OA development dramatically affects the chondrocyte phenotype, function, and metabolism, in part reducing the expression of the transcription factor Sox9 , which is essential for the preservation of the chondrocyte phenotype and its function. In this regard, it is noteworthy that caffeine intake in pregnant rats reduced Sox9 expression in the articular chondrocytes of their offspring, which is consistent with the reduced vitality and altered differentiation of these cells. This, in turn, involves low-quality articular cartilage , which might increase OA susceptibility in adulthood.

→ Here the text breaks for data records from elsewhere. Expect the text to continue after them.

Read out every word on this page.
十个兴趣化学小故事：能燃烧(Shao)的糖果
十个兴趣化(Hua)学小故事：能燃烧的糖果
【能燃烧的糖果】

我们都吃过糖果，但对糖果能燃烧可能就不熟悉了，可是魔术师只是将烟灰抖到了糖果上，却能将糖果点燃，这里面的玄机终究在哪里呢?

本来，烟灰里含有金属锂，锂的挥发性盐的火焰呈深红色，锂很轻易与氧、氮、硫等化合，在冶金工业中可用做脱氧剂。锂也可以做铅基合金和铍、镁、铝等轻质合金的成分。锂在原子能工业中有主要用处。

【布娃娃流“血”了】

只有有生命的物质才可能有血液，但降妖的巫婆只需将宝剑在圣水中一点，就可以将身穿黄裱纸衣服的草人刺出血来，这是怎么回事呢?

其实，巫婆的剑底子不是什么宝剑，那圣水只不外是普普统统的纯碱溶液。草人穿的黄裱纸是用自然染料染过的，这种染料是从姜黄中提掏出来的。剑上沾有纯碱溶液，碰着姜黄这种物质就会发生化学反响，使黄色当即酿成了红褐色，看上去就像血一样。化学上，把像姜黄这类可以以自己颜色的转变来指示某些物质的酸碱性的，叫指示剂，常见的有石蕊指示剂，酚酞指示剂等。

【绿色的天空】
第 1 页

Several studies have suggested a relationship between cholesterol accumulation, metabolic syndrome, and the risk of OA. Consistent with this, PCE induced low-quality articular cartilage in foetal rats, which was associated with local and systemically altered cholesterol metabolism.

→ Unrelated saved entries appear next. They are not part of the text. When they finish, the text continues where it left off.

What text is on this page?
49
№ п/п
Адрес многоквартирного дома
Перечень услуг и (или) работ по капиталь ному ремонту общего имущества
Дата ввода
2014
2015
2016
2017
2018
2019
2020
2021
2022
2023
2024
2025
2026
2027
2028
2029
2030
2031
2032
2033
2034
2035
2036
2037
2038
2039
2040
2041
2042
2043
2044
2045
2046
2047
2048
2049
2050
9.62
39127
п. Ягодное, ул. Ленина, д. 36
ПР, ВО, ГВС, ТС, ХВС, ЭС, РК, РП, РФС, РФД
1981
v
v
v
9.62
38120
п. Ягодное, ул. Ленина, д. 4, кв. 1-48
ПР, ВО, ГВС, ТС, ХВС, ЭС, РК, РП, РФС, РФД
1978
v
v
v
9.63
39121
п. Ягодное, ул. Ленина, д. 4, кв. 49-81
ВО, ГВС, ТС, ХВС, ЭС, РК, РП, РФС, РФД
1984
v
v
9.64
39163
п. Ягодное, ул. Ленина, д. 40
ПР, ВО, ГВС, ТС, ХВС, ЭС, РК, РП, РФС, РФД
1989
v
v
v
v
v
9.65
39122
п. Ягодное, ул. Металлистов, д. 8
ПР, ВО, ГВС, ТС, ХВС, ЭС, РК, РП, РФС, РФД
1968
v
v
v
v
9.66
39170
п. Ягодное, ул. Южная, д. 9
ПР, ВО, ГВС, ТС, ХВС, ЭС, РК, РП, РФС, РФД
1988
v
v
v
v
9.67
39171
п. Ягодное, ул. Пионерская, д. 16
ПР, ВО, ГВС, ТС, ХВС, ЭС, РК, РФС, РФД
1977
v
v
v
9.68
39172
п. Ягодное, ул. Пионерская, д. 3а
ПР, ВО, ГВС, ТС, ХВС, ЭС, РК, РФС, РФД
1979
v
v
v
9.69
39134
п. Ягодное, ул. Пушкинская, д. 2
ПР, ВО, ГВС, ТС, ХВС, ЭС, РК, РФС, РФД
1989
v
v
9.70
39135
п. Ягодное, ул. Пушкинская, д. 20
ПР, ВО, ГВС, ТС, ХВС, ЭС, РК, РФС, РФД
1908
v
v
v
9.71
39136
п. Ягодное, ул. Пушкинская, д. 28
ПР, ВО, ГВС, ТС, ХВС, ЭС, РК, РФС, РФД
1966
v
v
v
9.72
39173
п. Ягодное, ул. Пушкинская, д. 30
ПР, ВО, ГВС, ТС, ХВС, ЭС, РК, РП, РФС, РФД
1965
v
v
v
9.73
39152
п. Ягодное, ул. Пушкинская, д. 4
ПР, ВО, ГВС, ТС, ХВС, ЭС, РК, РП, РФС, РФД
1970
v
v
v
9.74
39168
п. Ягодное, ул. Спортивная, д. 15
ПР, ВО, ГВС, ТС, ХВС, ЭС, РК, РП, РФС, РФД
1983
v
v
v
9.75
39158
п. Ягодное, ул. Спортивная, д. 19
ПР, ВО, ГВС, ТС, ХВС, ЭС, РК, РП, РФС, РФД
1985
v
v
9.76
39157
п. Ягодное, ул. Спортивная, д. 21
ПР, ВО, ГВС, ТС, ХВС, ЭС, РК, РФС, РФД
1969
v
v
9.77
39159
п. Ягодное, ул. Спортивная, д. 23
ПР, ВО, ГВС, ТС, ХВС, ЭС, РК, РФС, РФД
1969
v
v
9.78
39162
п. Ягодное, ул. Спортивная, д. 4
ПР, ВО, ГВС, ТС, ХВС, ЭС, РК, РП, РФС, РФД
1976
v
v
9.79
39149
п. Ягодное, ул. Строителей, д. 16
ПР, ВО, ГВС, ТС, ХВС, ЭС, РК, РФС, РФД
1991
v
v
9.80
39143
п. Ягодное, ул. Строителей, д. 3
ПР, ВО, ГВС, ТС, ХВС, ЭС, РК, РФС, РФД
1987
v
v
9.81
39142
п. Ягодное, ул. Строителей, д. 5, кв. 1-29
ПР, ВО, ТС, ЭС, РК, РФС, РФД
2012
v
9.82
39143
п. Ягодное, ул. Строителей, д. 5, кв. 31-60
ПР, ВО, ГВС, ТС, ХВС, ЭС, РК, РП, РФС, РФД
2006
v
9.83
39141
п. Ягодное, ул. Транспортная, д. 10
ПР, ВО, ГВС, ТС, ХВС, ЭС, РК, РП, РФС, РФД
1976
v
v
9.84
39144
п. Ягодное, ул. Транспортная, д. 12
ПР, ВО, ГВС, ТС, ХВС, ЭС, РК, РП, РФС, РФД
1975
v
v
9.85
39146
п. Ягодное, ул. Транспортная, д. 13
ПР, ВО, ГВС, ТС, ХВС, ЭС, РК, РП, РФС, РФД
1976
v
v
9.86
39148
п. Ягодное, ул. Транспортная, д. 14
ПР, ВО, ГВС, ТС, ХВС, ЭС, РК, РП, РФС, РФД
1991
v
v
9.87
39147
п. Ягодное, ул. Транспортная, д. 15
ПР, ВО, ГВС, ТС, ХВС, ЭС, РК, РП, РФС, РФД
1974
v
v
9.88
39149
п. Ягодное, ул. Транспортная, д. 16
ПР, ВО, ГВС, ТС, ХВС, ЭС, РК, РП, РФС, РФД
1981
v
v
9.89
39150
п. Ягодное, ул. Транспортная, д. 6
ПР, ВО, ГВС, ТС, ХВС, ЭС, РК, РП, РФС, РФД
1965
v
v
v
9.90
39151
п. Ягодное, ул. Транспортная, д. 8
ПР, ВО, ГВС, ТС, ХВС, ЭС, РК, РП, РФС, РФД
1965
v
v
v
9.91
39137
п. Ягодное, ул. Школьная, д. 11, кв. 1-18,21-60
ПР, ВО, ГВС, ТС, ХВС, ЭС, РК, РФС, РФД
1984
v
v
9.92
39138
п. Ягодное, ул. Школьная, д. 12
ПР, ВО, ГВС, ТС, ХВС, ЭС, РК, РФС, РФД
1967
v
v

Together with these effects, PCE also reduced the IGF-1 signalling pathway in rat foetal cartilage, maintaining its detrimental effects into adulthood. Accordingly, it has been suggested that PCE could support the existence of a subset of OA with a foetal origin.
In vitro experiments have revealed that caffeine also exerts direct actions on chondrocyte’s primary cultures. Caffeine stimulation in a dose-dependent manner was shown to reduce rat chondrocyte proliferation and viability. Similarly, caffeine also reduced the mRNA expression of key ECM components (COL2A1 and ACAN) in these cells. It also reduced the mRNA expression of several IGF-1 signalling pathway members that participate in chondrocytes’ anabolic responses (Figure 1).